Small nodules that develop around your female dog's nipples can be a mammary gland carcinoma. This is a serious issue which can prove to be fatal, which is why a wait-and-see approach can be quite dangerous with these nodules. In fact, you should be regularly inspecting your female dog's nipples so that emergence of these nodules can be noted as early as possible.

Cancerous Growth

These carcinomas are a form of cancer, and it might in fact be malignant. Your vet will take a look at your dog's nipples to assess the degree of growth. When a mammary gland carcinoma is suspected, a biopsy (removal of a small tissue sample) will be performed. 

Surgical Intervention

If untreated, the carcinoma can continue to grow. The nodules can even rupture, which is painful for your dog. Additionally, the growth of the carcinomas will begin to assert more pressure on your dog's chest cavity, which can be extremely uncomfortable. While chemotherapy isn't generally used to treat mammary gland carcinomas in dogs, quick surgical removal of any affected tissue will be necessary. This is likewise the case if the tumours have metastasised. The entire mammary gland is often surgically removed to prevent the return of the tumours. 

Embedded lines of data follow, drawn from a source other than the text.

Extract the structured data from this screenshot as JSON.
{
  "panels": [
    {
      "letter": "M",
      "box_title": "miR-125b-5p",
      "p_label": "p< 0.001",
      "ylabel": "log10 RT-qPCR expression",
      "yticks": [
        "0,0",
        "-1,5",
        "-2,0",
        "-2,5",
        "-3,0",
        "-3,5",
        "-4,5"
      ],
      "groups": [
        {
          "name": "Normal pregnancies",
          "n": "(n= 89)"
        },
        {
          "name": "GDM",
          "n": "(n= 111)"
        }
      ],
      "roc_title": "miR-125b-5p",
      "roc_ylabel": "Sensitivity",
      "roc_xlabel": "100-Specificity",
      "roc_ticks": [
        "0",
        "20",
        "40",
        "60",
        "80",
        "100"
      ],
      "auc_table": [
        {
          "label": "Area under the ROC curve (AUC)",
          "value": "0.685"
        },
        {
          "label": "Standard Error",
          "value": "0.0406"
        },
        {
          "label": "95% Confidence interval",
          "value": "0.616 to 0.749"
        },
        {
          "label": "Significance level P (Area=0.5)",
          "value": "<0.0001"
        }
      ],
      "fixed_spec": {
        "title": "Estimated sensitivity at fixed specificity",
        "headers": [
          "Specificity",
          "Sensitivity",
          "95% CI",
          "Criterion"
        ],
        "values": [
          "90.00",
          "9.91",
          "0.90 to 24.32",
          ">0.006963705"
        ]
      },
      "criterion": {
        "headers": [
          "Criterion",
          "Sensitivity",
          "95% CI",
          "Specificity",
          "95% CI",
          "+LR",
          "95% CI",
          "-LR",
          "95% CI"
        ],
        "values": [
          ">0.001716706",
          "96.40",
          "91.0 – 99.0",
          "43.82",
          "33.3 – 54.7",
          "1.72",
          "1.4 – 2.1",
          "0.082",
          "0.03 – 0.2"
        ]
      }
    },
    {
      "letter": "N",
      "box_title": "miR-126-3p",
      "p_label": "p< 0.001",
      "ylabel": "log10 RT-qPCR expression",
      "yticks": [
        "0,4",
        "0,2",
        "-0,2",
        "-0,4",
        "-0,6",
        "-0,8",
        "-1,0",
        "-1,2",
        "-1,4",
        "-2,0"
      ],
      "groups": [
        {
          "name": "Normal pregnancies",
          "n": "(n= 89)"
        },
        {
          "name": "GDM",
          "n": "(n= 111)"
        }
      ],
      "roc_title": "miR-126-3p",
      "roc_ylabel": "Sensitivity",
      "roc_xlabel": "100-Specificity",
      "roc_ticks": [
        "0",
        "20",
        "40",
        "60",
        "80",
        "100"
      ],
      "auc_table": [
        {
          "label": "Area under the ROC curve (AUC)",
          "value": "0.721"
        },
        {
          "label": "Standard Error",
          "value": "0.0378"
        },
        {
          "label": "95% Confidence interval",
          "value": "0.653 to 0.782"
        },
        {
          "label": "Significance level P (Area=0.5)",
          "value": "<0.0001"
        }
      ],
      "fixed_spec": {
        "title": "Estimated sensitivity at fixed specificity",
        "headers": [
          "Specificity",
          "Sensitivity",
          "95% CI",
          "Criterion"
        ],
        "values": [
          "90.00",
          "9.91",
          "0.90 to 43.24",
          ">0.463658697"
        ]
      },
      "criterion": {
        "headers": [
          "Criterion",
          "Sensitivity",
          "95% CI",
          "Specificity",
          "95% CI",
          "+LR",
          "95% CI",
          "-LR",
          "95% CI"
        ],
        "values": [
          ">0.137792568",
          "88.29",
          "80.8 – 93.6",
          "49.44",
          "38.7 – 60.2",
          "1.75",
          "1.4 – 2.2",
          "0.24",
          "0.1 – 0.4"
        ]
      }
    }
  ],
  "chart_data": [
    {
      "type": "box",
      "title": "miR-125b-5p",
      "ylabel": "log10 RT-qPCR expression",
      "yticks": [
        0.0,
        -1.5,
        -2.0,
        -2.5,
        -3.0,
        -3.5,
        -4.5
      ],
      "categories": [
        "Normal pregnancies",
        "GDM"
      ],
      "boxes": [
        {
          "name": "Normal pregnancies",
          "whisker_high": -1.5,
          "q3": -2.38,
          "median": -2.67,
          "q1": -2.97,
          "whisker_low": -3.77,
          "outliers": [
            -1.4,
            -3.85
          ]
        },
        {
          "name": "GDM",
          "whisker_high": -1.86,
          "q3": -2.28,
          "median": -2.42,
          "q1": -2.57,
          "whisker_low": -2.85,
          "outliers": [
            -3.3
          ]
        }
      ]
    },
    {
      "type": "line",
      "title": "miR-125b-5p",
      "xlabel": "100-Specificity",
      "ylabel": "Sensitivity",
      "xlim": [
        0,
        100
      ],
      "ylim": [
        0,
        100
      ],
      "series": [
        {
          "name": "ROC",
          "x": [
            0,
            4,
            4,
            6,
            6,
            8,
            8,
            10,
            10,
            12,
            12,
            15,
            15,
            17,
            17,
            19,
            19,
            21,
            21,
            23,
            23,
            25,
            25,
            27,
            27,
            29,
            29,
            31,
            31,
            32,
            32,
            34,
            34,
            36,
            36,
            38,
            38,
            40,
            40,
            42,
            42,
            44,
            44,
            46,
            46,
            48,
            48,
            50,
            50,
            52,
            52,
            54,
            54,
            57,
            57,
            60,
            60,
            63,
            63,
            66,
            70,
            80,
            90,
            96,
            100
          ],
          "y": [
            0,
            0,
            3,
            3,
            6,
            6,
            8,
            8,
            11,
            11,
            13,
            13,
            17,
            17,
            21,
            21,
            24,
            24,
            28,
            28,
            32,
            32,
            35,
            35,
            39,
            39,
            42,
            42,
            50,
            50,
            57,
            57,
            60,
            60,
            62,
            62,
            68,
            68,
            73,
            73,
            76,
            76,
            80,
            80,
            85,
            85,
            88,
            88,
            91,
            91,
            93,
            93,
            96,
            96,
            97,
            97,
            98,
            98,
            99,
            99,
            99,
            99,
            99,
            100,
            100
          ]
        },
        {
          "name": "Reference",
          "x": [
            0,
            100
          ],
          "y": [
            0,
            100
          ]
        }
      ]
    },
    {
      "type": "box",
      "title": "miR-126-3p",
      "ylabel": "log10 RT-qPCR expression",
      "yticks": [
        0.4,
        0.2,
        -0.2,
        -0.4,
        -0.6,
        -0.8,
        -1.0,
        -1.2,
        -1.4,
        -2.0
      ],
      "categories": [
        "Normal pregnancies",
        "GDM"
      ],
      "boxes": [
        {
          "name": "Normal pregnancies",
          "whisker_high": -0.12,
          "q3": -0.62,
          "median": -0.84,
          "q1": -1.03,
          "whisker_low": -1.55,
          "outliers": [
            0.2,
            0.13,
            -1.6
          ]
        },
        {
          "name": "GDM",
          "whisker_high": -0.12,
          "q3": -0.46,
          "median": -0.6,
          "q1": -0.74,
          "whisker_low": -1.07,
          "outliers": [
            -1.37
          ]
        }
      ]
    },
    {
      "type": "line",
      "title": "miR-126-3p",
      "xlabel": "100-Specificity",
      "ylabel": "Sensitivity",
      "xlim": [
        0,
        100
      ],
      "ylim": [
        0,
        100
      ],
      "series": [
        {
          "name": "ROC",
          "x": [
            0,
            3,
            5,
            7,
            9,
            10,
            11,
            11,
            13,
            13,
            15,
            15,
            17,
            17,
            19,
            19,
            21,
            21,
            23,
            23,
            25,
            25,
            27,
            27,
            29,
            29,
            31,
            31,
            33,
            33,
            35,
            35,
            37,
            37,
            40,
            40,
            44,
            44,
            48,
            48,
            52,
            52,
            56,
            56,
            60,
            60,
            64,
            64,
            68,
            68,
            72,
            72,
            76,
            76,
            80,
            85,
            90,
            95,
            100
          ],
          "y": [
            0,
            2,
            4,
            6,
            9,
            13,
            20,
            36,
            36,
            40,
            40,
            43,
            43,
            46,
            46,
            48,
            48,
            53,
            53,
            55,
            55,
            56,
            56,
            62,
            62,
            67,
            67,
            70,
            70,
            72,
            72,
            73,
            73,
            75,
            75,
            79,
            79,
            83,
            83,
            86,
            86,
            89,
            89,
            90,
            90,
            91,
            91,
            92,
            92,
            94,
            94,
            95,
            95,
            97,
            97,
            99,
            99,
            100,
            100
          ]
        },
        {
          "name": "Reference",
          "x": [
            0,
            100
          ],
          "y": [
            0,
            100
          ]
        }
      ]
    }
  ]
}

In addition to removing affected tissue, your vet might recommend a prompt desexing of your dog if they have not already been spayed or neutered. Early desexing can minimise the risk of mammary gland carcinomas, as this reduces the impact of your dog's oestrogen receptors, which can play a role in the development of these carcinomas. Even desexing after your dog has already been affected by mammary gland carcinomas can have benefits, but your vet will discuss this with you. Desexing will ideally be performed at the same time (or as close as safely possible) as any removal of mammary gland tissue, malignant or otherwise.

Mammary gland carcinomas in dogs can be very serious, which is why quick identification and treatment, along with desexing, are your dog's best weapons to fight the problem.